Bioinformatic pipeline
We first cleaned and filtered raw reads using Trim Galore! v.0.6.4 (Krueger, 2015) under default settings. We screened our cleaned reads for contamination using FastQ Screen v.0.14.1 (Wingett & Andrews, 2018) by calculating the proportion of reads that mapped to either the human genome (GRCh38) or a database of representative bacterial genomes (11k+ genomes) from the NCBI RefSeq database using bowtie2 v.2.3.5 (Langmead & Salzberg, 2012). We then used FastQ Screen (no hits command) to remove reads that mapped to either the human or bacterial genomes. We conducted all further informatics using the Python pipeline SECAPR v.1.1.15 (Andermann et al. 2018), which is an extension of the Phyluce pipeline (Faircloth, 2015), as well as custom Python scripts (github.com/kyleaoconnell22/gyro_hDNA. We generated data assemblies using two different methods (Fig. 1). First, we used SECAPR reference_assembly with the cleaned reads of all samples, mapping to our target RADseq loci (probe dataset) as our reference (min coverage = 5; mean length = 135 bp). After finding significant differences in SNP calls between the RADseq and capture-based technical replicates (see Results), we took a de novo assembly-based approach to generate a SNP matrix. We hypothesized that including flanking regions (sequence adjacent to segments targeted by probes) would help filter out potential paralogs and result in more consistent SNP calls between RADseq and capture-based replicates. We assembled the 10 supernatant samples into contigs using Abyss v.1.3.7 (kmer = 90; Simpson et al. 2009). We matched assembled contigs (excluding USNM 525251 which assembled poorly) to target sequences using the ‘secapr find_target_contigs’ command with min-coverage = 35 (contigs were much longer than target loci), min-identity = 80 and the keep-paralogs flag. We aligned recovered markers using MAFFT v.7.130b (no-trim and ambiguous flags; Katoh et al. 2002), then created a consensus of each alignment using the cons command (plurality 0.1, setcase 0.1) from the EMBOSS program (Madeira et al. 2019) run within the secapr reference_assembly script. We mapped the cleaned reads of all samples to this new reference (contig dataset) using the ‘reference_assembly’ script (min coverage = 5; mean length = 454 bp).

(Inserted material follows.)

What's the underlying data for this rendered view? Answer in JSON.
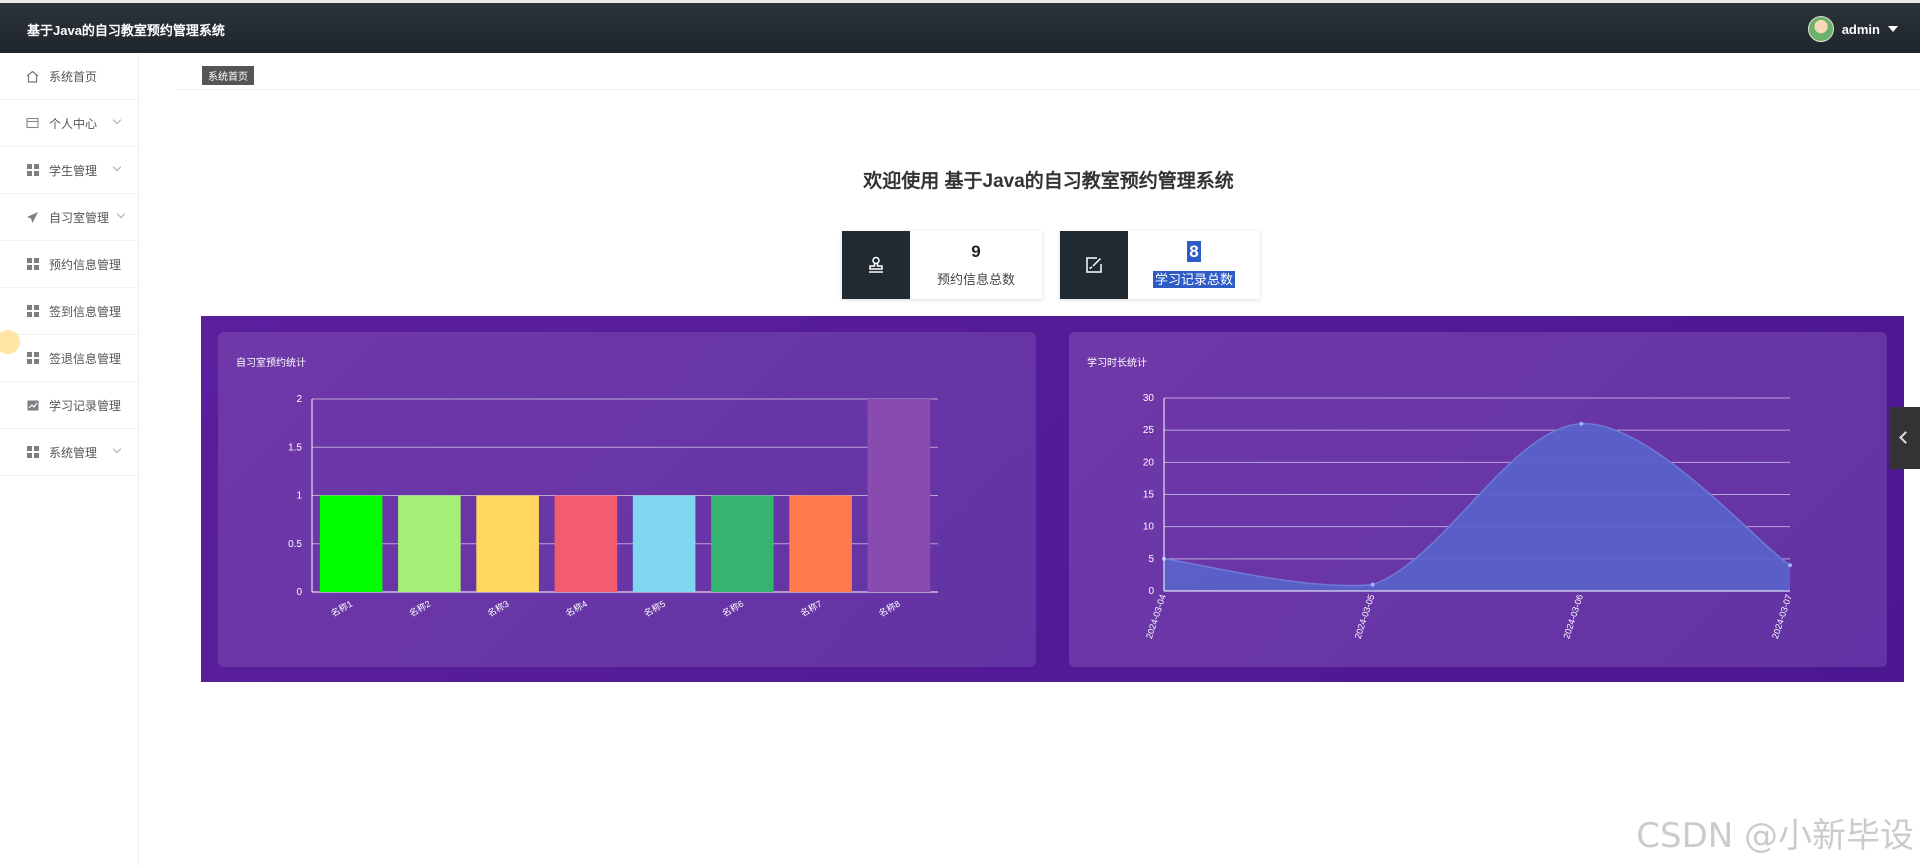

For both the probe and contig datasets, we corrected for formalin-induced deamination using mapDamage2 v.2.0.6 (Jónsson et al. 2013), a computational framework that tracks and quantifies DNA damage patterns in ancient and historical DNA sequence. To quantify nucleotide damage we calculated the average rate of C > T and G > A misincorporations for each datatype across the first 25 bp of each read calculated by mapDamage2.
For the probe dataset, we called SNPs from our corrected, unphased bam files using BCFtools v.1.9 (Danecek & McCarthy, 2017), using the mpileup command with maximum coverage of 1000x (-A flag). We further pruned putative SNPs within 3 bp of an indel and removed clusters of indels with five or fewer bp between them. We used VCFtools v.0.1.16 (Danecek et al. 2011) to remove SNPs with quality scores < 30, non-biallelic SNPs, minor allele frequency > 0.015, minor allele count = 2, and minimum coverage < 5x. We further filtered for allele balance (AB > 0.25 & AB < 0.75) and required at least 70% of samples present at a site. This approach yielded 19,601 high-quality SNPs for the probe dataset. We chose one SNP per locus with the least missing data, leaving 2337 unlinked SNPs from 37 samples. For most analyses we removed four formalin-fixed samples (two from each geographic region) with <10% of SNPs, resulting in a matrix of 33 samples and 2337 unlinked SNPs with 9.1% missing data (calculated following de Medeiros & Farrell (2018)).
Initial SNP calling in the contig dataset followed the same pipeline as above but to ensure comparability with the probe dataset, we used BEDTOOLS (Quinlan and Hall, 2010) and VCFtools to prune SNPs to those called from within the original coordinates of the RADseq loci, leaving 24,005 SNPs. We chose one SNP per locus, retaining the SNP with the least missing data, yielding a final matrix of 3997 unlinked SNPs for 33 samples with 21% missing data.